Physicists in the US have discovered a laser-based “switch” that turns a sample of ions completely transparent at certain frequencies. Working at the California Institute of Technology (Caltech), the researchers found that when they coupled ytterbium ions (Yb3+) to a nanophotonic resonator and strongly excited them with laser light, the ions abruptly stopped reflecting light at frequencies associated with their vibrations. This effect, which the team dubs “collectively induced transparency”, could have applications in quantum optical devices.
“We discovered the phenomenon while trying to develop techniques to control ytterbium atoms coupled to an optical cavity using laser light,” co-team leader Andrei Faraon tells Physics World. The cavity, which measures 20 microns across, contains roughly a million Yb3+ ions. As a group, these ions are vibrating at a broad distribution of frequencies, but Faraon explains that each individual ion only vibrates within a very narrow frequency range.
“When probed with a laser with lower power, the system is opaque,” he continues. “When the laser is tuned at a frequency exactly in the middle of the frequency distribution, however, and its power increased, the system becomes transparent.”

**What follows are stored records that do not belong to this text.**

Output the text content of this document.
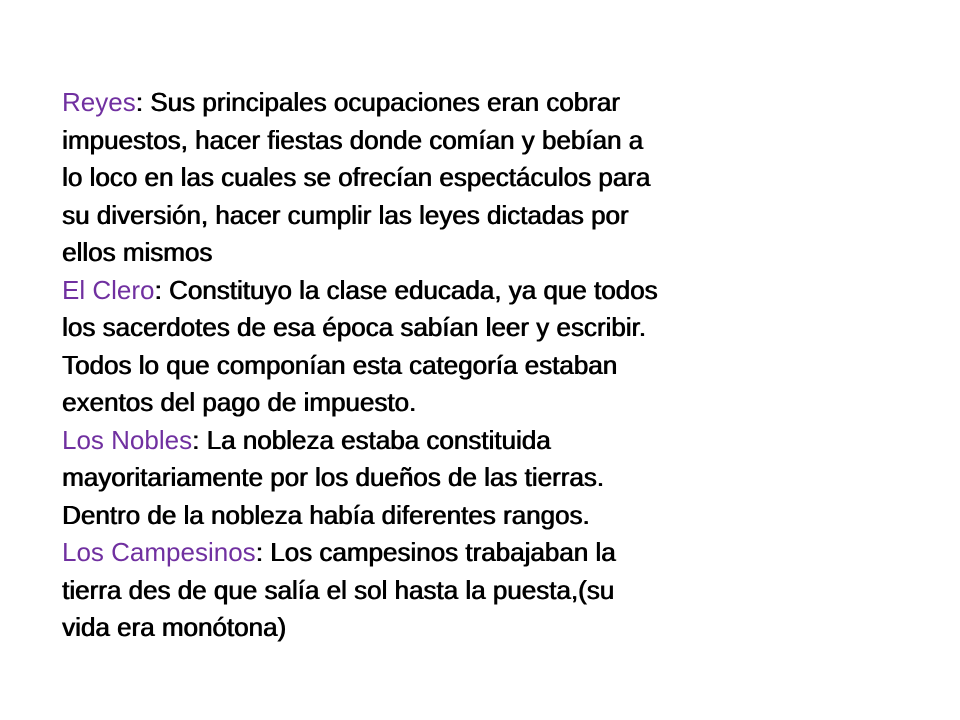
Reyes: Sus principales ocupaciones eran cobrar
impuestos, hacer fiestas donde comían y bebían a
lo loco en las cuales se ofrecían espectáculos para
su diversión, hacer cumplir las leyes dictadas por
ellos mismos
El Clero: Constituyo la clase educada, ya que todos
los sacerdotes de esa época sabían leer y escribir.
Todos lo que componían esta categoría estaban
exentos del pago de impuesto.
Los Nobles: La nobleza estaba constituida
mayoritariamente por los dueños de las tierras.
Dentro de la nobleza había diferentes rangos.
Los Campesinos: Los campesinos trabajaban la
tierra des de que salía el sol hasta la puesta,(su
vida era monótona)
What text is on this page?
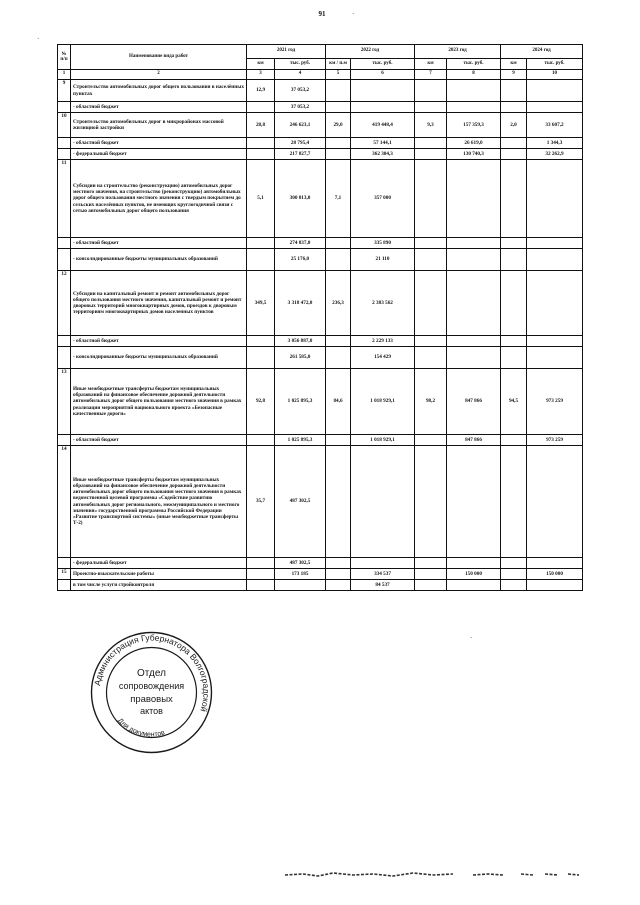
91	·
·
·
№ п/п	Наименование вида работ	2021 год		2022 год		2023 год		2024 год	
		км	тыс. руб.	км / п.м	тыс. руб.	км	тыс. руб.	км	тыс. руб.
1	2	3	4	5	6	7	8	9	10
9	Строительство автомобильных дорог общего пользования в населённых пунктах	12,9	37 053,2						
	- областной бюджет		37 053,2						
10	Строительство автомобильных дорог в микрорайонах массовой жилищной застройки	28,8	246 623,1	29,0	419 448,4	9,3	157 359,3	2,0	33 607,2
	- областной бюджет		28 795,4		57 144,1		26 619,0		1 344,3
	- федеральный бюджет		217 827,7		362 304,3		130 740,3		32 262,9
11	Субсидии на строительство (реконструкцию) автомобильных дорог местного значения, на строительство (реконструкцию) автомобильных дорог общего пользования местного значения с твердым покрытием до сельских населённых пунктов, не имеющих круглогодичной связи с сетью автомобильных дорог общего пользования	5,1	300 013,0	7,1	357 000				
	- областной бюджет		274 837,0		335 890				
	- консолидированные бюджеты муниципальных образований		25 176,0		21 110				
12	Субсидии на капитальный ремонт и ремонт автомобильных дорог общего пользования местного значения, капитальный ремонт и ремонт дворовых территорий многоквартирных домов, проездов к дворовым территориям многоквартирных домов населенных пунктов	349,5	3 318 472,0	236,3	2 383 562				
	- областной бюджет		3 056 887,0		2 229 133				
	- консолидированные бюджеты муниципальных образований		261 585,0		154 429				
13	Иные межбюджетные трансферты бюджетам муниципальных образований на финансовое обеспечение дорожной деятельности автомобильных дорог общего пользования местного значения в рамках реализации мероприятий национального проекта «Безопасные качественные дороги»	92,8	1 025 895,3	84,6	1 018 929,1	98,2	847 866	94,5	973 259
	- областной бюджет		1 025 895,3		1 018 929,1		847 866		973 259
14	Иные межбюджетные трансферты бюджетам муниципальных образований на финансовое обеспечение дорожной деятельности автомобильных дорог общего пользования местного значения в рамках ведомственной целевой программы «Содействие развитию автомобильных дорог регионального, межмуниципального и местного значения» государственной программы Российской Федерации «Развитие транспортной системы» (иные межбюджетные трансферты Т-2)	35,7	487 302,5						
	- федеральный бюджет		487 302,5						
15	Проектно-изыскательские работы		173 185		334 537		150 000		150 000
	в том числе услуги стройконтроля				84 537				
Администрация Губернатора Волгоградской
Для документов
Отдел
сопровождения
правовых
актов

Akin to destructive interference
This selective transparency effect is related to how the ions oscillate with respect to the laser, Faraon says. He compares it to the well-known phenomenon of destructive interference, in which waves from two or more sources cancel each other out. In the system studied in this work, the groups of ions absorb and re-emit light continuously. Normally, this re-emission process means that laser light gets reflected. At the collectively induced transparency frequency, however, something very different happens: the re-emitted light from each of the ions in a group balances, leading to a dramatic decrease in reflection.
Atom cavity sees the same photon twice
As well as collectively induced transparency, Faraon and colleagues also observed that the ensemble of ions can absorb and emit light much faster or slower than a single ion depending on the intensity of the laser. These processes are known as super-radiance and sub-radiance, respectively, and are not well understood. Even so, the researchers say that this highly nonlinear optical emission pattern could be exploited to create more efficient quantum optical technologies. Examples might include quantum memories in which information is stored in an ensemble of strongly coupled ions, as well as solid-state super-radiant lasers for ensemble-based quantum interconnects in quantum information processors.
The research is described in Nature.